Wahlergebnis als Ausdruck des Protests
Das Wahlergebnis, das für den Bundeskanzler weder "glorreich", noch eine "besondere Katastrophe" ist, bedeutet für Gusenbauer weniger einen "massiven Rechtruck" als einen Protest gegen die letzten 18 Monate. Die hohe Attraktivität der FPÖ bei Jugendlichen sei ein "alarmierendes Zeichen", betonte Gusenbauer, der die Motive im Protest, der Diskussion in der Ausländerpolitik sowie in der Inszenierung des FPÖ-Wahlkampfes sieht.

Wenn Volksabstimmung über Türkei, dann auch Volksabstimmung über neue EU-Verträge berechtigt
Einmal mehr plädierte Gusenbauer dafür, das Thema Europa den Menschen näherzubringen, hier sei das Instrument von Volksabstimmungen geeignet, um einen "gewissen Druck auf die Politik auszuüben, mit den Menschen zu kommunizieren". Auch seien Volksabstimmungen vom österreichischen Verfassungsgesetzgeber vorgesehen, so Gusenbauer, der weiters festhielt, daß man in Österreich mit Volksabstimmungen auch nicht so zurückhaltend sein müsse wie bisher. "Wenn es eine Volksabstimmung über den Türkei-Beitritt geben soll, dann ist es zumindest ebenso berechtigt, eine Volksabstimmung über einen Vertrag von ähnlicher Qualität wie Lissabon durchzuführen", so Gusenbauer, der bekräftigte, daß es gerade angesichts der Finanzmarktkrise klar sei, daß "wir ein anderes, ein sozialeres Europa brauchen".

Zur Frage des EU-Beitritts von Kroatien erklärte Bundeskanzler Gusenbauer, daß SPÖ-Vorsitzender Werner Faymann klar gesagt habe, "der Beitritt Kroatiens ist im Parlament zu ratifizieren und nicht mit einer Volksabstimmung".

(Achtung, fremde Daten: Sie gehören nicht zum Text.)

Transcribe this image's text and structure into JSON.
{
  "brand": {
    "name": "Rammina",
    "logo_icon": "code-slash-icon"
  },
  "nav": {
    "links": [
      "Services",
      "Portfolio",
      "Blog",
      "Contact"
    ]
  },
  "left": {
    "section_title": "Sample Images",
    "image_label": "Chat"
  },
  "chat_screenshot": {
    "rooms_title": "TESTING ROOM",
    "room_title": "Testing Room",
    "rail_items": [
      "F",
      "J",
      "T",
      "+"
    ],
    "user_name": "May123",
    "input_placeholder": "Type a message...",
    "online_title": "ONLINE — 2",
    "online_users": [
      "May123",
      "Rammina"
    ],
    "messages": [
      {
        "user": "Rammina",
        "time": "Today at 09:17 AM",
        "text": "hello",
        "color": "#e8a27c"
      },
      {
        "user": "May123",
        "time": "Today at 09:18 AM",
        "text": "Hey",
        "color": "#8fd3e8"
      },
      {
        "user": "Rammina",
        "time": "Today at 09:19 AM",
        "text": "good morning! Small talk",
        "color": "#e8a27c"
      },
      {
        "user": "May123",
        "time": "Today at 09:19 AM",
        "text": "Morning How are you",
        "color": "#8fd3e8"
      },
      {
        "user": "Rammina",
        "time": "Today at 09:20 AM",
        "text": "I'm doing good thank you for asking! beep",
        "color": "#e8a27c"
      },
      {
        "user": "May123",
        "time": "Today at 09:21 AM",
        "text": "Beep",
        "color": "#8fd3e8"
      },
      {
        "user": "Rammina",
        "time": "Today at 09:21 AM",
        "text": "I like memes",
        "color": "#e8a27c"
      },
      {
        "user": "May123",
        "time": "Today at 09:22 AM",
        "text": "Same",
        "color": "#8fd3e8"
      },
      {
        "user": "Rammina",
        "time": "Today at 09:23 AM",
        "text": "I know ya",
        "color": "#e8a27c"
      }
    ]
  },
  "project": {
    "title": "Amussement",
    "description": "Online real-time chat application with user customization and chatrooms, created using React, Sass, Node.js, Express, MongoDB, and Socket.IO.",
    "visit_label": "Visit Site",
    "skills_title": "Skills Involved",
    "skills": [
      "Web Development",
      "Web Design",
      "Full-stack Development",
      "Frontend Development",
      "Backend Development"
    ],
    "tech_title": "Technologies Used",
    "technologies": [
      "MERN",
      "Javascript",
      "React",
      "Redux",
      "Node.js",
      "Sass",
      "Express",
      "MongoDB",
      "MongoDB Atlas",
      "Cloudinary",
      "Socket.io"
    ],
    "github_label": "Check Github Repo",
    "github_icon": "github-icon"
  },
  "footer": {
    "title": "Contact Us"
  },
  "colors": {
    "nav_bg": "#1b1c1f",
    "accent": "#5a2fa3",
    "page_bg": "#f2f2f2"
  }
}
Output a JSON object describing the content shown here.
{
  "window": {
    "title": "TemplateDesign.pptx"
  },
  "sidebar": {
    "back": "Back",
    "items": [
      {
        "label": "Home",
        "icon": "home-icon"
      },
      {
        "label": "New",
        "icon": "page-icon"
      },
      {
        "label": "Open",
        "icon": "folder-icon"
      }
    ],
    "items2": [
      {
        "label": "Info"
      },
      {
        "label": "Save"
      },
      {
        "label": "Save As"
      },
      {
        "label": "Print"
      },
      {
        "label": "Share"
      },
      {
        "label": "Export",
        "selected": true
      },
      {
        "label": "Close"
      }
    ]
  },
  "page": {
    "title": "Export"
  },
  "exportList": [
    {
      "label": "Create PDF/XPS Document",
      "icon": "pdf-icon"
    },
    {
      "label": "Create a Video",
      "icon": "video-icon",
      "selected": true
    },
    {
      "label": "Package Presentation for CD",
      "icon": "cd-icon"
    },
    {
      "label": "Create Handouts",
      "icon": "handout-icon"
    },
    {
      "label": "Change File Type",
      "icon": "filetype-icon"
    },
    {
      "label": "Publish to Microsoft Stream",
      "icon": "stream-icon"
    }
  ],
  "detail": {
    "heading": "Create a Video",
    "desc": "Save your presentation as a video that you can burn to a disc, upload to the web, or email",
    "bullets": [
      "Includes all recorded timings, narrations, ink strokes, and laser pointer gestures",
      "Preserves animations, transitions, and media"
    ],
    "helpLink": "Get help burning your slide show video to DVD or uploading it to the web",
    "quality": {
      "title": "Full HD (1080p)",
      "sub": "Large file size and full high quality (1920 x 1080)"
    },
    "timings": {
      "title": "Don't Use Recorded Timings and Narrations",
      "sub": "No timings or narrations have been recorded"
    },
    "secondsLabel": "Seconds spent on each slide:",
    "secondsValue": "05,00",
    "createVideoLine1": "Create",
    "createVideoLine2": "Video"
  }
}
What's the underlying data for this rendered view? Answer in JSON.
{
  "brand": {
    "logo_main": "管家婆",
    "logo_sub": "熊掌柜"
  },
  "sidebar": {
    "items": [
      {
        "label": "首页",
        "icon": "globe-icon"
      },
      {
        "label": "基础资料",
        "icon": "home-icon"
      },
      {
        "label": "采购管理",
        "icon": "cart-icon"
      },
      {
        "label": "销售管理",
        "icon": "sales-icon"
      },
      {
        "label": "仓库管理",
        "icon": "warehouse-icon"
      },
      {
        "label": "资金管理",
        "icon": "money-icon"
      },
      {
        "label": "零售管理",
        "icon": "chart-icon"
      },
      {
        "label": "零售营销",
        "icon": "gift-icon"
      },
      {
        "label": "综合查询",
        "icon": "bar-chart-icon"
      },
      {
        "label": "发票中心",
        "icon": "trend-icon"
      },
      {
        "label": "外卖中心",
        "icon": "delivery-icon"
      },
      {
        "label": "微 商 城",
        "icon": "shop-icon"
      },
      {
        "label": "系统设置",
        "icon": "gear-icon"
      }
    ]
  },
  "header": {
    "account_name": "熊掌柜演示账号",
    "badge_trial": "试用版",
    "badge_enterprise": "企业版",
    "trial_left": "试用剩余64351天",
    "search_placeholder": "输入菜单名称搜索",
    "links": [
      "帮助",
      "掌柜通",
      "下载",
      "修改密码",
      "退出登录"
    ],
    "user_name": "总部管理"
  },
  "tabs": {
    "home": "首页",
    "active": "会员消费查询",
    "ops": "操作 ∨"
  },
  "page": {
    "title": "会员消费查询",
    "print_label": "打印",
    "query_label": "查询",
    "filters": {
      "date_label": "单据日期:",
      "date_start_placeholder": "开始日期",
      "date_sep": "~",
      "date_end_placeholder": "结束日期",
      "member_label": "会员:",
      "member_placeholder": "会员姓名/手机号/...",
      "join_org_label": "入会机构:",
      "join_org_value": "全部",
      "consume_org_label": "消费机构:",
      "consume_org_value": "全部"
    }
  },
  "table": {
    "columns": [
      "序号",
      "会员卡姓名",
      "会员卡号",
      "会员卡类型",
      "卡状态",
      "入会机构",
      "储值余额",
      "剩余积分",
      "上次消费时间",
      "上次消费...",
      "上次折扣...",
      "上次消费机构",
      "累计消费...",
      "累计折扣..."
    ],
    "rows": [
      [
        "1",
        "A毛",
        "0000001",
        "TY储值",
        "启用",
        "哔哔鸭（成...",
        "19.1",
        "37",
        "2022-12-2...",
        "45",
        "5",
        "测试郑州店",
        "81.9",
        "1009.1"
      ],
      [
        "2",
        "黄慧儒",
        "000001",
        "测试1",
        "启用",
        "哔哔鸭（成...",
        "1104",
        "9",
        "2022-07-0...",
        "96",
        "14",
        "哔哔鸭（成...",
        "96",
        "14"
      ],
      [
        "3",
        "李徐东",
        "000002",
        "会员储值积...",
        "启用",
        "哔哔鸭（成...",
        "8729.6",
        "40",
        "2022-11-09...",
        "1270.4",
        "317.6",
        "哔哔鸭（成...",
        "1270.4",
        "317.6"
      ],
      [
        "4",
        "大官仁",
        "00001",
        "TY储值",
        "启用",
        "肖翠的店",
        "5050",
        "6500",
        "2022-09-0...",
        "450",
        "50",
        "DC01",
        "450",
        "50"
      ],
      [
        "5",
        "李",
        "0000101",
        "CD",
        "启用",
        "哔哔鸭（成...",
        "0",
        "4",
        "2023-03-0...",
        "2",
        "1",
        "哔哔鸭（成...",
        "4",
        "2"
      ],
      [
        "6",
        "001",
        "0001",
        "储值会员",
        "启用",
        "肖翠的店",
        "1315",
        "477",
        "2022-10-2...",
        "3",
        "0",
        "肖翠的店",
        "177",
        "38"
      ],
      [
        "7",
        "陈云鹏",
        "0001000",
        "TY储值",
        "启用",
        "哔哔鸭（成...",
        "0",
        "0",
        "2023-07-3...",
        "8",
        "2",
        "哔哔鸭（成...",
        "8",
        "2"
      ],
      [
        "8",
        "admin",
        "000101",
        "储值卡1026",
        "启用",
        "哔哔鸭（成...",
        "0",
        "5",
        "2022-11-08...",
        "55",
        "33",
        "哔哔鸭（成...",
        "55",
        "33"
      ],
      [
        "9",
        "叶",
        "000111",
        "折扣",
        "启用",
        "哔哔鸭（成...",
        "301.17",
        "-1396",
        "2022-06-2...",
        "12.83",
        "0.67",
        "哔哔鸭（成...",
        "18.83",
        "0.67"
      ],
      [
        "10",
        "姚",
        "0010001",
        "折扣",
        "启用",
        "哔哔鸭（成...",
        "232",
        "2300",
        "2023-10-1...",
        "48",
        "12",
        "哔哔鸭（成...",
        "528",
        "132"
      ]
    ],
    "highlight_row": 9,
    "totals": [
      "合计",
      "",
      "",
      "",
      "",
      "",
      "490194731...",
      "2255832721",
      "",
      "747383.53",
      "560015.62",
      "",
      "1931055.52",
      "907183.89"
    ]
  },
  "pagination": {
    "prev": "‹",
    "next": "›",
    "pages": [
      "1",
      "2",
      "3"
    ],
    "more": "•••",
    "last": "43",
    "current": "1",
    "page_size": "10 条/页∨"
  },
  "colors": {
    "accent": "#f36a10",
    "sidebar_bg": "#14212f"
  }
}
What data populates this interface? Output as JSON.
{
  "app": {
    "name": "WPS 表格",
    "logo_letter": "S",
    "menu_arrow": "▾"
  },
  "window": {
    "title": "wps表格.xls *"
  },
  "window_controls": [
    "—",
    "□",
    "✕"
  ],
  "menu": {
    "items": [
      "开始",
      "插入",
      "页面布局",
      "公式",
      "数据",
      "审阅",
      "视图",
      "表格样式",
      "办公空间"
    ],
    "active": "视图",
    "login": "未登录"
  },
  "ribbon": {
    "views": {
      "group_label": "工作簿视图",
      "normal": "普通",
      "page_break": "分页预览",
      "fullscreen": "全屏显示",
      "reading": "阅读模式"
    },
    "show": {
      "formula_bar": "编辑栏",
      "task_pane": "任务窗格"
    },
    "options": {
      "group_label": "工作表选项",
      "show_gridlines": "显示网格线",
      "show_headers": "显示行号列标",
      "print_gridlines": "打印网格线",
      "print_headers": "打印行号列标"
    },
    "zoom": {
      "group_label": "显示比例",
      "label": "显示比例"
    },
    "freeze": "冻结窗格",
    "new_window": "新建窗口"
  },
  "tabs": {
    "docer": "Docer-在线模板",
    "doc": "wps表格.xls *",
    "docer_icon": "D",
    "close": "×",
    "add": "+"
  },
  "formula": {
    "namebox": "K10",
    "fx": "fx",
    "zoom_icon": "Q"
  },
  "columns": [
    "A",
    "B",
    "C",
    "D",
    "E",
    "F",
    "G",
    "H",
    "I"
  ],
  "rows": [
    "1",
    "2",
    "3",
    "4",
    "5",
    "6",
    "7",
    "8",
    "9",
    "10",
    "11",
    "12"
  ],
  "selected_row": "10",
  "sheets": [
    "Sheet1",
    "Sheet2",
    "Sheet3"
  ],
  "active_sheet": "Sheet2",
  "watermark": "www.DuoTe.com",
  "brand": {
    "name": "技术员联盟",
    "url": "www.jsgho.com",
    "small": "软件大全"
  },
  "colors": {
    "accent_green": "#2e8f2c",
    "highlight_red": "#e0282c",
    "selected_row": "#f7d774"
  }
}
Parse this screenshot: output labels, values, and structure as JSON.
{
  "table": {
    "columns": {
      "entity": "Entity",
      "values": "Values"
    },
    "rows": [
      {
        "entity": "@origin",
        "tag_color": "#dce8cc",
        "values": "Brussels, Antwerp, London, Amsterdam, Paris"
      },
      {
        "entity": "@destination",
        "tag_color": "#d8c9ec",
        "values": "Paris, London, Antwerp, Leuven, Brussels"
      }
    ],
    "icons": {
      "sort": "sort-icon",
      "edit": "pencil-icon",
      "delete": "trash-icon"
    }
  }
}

Befragt zu seiner persönlichen Zukunft hielt Gusenbauer fest, daß er "sein Amt als Bundeskanzler zu 100 Prozent wahrnehmen wird, bis eine neue Regierung im Amt ist". Der nächsten Bundesregierung werde er nicht angehören, so Gusenbauer, der seine nächste Beschäftigung entweder in der "internationalen Wirtschaft bzw. in der internationalen oder europäischen Politik oder Wissenschaft" sieht.

 

 Walter: Abrechnung eines an seiner eigenen Partei gescheiterten Bundeskanzlers
Skeptisch, ob neue SPÖ-Führung mutiges Zukunftsprogramm durchtragen kann
Wien (övp-pd) - "Das Scheitern der alten großen Koalition einseitig der ÖVP in die Schuhe schieben zu wollen, erscheint als der durchsichtige Versuch, einer trotzigen Abrechnung und Legendenbildung", so der ÖVP-Wien Landesgeschäftsführer Norbert Walter zur Pressestunde mit Bundeskanzler Gusenbauer. "Gusenbauer ist an seiner eigenen Partei gescheitert und wurde schließlich auch von ihr demontiert. Es wird nun darauf ankommen, ob die neue SPÖ-Führung, besser als Gusenbauer, in der Lage sein wird, mutig ein modernes Zukunftsprogramm für Österreich nicht nur anzukündigen, sondern auch in der eigenen Partei - inklusive neu erstarktem Gewerkschaftsflügel - verlässlich durchzutragen", betont Walter.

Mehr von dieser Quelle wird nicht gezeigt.